To illustrate some of the considerations involved with pointers to - and arrays of - structures, let us write the keyword-counting program again, this time using pointers instead of array indices.

The external declaration of keytab need not change, but main and binsearch do need modification.

#include <stdio.h>
#include <ctype.h>
#include <string.h>
#define MAXWORD 100

int getword(char *, int);
struct key *binsearch(char *, struct key *, int);

/* count C keywords; pointer version */
main() {
    char word[MAXWORD];
    struct key *p;

    while (getword(word, MAXWORD) != EOF)
        if (isalpha(word[0]))
            if ((p = binsearch(word, keytab, NKEYS)) != NULL)
                p->count++;

    for (p = keytab; p < keytab + NKEYS; p++)
        if (p->count > 0)
            printf("%4d %s\n", p->count, p->word);

    return 0;
}

/* binsearch: find word in tab[0]...tab[n-1] */
struct key *binsearch(char *word, struct key *tab, int n) {
    int cond;
    struct key *low = &tab[0];
    struct key *high = &tab[n];
    struct key *mid;

    while (low < high) {
        mid = low + (high - low) / 2;
        if ((cond = strcmp(word, mid->word)) < 0)
            high = mid;
        else if (cond > 0)
            low = mid + 1;
        else
            return mid;
    }
    return NULL;
}

There are several things worthy of note here. First, the declaration of binsearch must indicate that it returns a pointer to struct key instead of an integer; this is declared both in the function prototype and in binsearch. If binsearch finds the word, it returns a pointer to it; if it fails, it returns NULL.
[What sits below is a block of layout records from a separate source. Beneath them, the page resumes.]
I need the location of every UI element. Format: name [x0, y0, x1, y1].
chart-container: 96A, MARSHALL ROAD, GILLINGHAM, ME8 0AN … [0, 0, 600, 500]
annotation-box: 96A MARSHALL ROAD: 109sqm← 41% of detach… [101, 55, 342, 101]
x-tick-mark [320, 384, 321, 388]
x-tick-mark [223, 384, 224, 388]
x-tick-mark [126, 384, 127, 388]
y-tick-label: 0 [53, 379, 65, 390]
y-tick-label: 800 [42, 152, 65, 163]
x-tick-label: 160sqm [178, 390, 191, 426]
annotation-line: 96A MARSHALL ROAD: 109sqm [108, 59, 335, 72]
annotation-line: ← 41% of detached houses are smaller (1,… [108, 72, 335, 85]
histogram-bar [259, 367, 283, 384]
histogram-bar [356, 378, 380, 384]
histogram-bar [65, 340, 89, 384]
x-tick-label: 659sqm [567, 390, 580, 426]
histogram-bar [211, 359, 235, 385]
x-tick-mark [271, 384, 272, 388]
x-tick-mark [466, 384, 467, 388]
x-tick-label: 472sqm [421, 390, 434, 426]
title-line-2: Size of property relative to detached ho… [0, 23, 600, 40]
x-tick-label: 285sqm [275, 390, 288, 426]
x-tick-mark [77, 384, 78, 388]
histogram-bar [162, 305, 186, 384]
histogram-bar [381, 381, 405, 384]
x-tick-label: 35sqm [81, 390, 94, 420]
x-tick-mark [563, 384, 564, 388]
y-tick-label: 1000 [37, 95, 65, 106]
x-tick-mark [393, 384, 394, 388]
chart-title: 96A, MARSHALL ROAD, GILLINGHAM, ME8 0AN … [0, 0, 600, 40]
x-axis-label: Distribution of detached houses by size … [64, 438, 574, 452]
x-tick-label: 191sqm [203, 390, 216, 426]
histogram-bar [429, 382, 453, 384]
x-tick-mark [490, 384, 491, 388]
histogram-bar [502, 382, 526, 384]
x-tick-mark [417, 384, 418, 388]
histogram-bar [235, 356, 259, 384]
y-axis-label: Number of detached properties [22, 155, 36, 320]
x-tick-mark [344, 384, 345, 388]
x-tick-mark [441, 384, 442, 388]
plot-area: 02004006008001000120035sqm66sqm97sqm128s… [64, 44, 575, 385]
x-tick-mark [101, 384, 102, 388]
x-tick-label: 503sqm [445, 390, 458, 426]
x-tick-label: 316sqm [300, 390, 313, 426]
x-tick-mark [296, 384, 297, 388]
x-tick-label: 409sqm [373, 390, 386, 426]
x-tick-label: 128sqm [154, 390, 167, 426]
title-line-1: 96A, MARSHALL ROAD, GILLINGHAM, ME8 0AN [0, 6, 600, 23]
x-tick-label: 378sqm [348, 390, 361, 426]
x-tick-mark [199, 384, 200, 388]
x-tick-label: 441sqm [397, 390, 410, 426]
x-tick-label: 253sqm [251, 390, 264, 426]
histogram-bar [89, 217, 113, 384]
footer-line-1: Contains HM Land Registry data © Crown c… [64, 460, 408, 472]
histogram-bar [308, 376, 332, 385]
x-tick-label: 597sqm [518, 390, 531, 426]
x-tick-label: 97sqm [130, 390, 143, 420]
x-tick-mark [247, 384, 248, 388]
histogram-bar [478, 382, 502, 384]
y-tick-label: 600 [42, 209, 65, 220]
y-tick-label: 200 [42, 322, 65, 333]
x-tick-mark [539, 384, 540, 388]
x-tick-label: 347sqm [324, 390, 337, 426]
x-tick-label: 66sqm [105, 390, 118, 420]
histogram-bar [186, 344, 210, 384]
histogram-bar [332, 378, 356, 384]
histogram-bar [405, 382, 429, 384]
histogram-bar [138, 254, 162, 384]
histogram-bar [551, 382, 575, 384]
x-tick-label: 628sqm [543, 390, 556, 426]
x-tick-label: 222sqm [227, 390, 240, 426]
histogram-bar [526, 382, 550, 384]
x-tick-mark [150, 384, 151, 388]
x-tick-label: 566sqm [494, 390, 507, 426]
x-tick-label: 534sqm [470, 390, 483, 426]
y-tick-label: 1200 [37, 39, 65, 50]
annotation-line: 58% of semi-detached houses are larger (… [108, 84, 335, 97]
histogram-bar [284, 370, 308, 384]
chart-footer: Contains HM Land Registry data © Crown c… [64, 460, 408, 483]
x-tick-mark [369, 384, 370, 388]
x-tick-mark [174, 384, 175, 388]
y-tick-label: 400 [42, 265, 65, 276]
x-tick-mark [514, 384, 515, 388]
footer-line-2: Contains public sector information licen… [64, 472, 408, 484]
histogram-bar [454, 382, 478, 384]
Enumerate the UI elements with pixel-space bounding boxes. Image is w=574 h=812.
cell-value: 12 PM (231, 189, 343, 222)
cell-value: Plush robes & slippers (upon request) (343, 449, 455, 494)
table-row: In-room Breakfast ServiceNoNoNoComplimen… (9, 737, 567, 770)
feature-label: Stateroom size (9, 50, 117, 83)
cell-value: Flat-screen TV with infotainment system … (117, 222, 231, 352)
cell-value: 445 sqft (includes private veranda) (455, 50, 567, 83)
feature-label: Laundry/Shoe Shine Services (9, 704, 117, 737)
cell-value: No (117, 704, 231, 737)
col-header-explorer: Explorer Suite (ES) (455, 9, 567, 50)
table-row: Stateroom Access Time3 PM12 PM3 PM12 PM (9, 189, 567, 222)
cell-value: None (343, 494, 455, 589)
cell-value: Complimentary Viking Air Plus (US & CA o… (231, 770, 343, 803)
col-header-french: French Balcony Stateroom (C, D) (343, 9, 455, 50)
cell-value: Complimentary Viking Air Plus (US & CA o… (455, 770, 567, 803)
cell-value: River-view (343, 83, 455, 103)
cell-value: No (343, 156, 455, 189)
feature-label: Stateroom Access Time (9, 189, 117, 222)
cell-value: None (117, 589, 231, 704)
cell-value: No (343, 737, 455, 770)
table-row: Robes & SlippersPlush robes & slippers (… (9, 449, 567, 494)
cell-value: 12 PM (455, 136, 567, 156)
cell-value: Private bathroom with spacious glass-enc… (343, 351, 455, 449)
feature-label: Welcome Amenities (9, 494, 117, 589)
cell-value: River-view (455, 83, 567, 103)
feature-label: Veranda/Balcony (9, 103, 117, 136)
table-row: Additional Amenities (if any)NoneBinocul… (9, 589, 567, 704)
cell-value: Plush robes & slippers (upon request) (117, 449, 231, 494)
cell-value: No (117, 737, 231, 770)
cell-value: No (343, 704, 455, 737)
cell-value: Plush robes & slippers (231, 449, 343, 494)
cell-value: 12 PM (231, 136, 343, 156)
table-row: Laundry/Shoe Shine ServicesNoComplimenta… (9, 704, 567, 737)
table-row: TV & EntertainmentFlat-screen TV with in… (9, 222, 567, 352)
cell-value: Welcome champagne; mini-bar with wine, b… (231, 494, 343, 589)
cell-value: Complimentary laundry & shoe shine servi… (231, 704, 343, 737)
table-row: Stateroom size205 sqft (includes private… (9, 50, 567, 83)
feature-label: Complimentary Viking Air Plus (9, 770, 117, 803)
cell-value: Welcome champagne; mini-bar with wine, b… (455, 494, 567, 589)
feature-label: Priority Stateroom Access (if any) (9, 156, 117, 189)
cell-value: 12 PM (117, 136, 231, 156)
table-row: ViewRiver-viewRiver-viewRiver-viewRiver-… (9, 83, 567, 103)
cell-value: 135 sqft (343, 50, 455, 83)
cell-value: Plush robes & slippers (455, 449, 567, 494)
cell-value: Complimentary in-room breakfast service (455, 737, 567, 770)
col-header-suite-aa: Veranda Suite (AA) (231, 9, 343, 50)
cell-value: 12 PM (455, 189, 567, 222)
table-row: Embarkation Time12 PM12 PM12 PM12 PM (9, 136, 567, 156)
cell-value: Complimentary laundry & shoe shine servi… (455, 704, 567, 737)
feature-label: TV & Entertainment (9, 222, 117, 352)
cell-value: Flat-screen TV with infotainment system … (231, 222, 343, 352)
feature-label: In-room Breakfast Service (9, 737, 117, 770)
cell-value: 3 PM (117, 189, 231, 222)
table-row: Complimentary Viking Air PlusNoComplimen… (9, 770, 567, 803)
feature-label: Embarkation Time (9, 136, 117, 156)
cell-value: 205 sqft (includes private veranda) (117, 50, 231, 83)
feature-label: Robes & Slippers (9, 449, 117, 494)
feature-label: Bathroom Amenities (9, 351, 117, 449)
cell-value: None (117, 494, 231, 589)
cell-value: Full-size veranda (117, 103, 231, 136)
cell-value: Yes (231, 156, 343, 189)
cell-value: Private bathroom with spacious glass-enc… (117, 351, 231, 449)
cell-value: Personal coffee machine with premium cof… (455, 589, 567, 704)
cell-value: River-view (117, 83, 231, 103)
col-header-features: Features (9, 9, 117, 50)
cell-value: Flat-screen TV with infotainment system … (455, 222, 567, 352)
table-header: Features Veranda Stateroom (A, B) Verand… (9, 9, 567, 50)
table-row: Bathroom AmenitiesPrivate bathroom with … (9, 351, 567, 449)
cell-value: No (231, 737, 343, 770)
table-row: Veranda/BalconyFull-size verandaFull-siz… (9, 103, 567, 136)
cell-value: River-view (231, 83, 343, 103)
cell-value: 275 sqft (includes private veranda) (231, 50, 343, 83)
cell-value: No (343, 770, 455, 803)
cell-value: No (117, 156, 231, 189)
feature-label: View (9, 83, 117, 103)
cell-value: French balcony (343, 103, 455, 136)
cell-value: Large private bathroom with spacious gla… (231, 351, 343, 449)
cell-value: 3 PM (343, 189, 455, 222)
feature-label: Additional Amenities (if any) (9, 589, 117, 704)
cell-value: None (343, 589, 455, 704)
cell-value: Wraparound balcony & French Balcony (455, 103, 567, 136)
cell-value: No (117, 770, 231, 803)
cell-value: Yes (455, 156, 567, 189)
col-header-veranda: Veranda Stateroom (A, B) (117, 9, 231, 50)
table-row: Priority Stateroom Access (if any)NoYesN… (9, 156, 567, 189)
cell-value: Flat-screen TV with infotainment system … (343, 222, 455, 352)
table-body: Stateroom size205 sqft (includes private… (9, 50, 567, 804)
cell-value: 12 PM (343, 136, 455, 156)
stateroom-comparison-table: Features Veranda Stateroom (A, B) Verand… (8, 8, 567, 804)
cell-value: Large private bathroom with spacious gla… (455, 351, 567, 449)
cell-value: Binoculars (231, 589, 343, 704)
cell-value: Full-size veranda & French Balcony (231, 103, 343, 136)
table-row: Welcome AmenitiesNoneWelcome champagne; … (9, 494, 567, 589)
Second, the elements of keytab are now accessed by pointers. This requires significant changes in binsearch.

The initializers for low and high are now pointers to the beginning and just past the end of the table.

The computation of the middle element can no longer be simply

mid = (low+high) / 2; /* WRONG */

because the addition of pointers is illegal. Subtraction is legal, however, so high-low is the number of elements, and thus:

mid = low + (high-low) / 2;

sets mid to the element halfway between low and high.

Note

On this line: mid = low + (high-low) / 2; the reason it is allowed is because even though low is a pointer, the equation (high-low)/2 results in an index, not a pointer. So the result of that is a pointer + an index, which is allowed.

The most important change is to adjust the algorithm to make sure that it does not generate an illegal pointer or attempt to access an element outside the array. The problem is that &tab[- 1] and &tab[n] are both outside the limits of the array tab. The former is strictly illegal, and it is illegal to dereference the latter. The language definition does guarantee, however, that pointer arithmetic that involves the first element beyond the end of an array (that is, &tab[n]) will work correctly).

In main we wrote:

for (p = keytab; p < keytab + NKEYS; p++)

If p is a pointer to a structure, arithmetic on p takes into account the size of the structure, so p++ increments p by the correct amount to get the next element of the array of structures, and the test stops the loop at the right time.

Don't assume, however, that the size of a structure is the sum of the sizes of its members. Because of alignment requirements for different objects, there may be unnamed "holes" in a structure. Thus, for instance, if a char is one byte and an int four bytes, the structure:

struct {
    char c;
    int i;
};

might well require eight bytes, not five. The sizeof operator returns the proper value.

Finally, an aside on program format: when a function returns a complicated type like a structure pointer, as in:

struct key *binsearch(char *word, struct key \*tab, int n)

the function name can be hard to see, and to find with a text editor. Accordingly an alternate style is sometimes used:

struct key *
binsearch(char *word, struct key *tab, int n)

This is a matter of personal taste; pick the form you like and hold to it.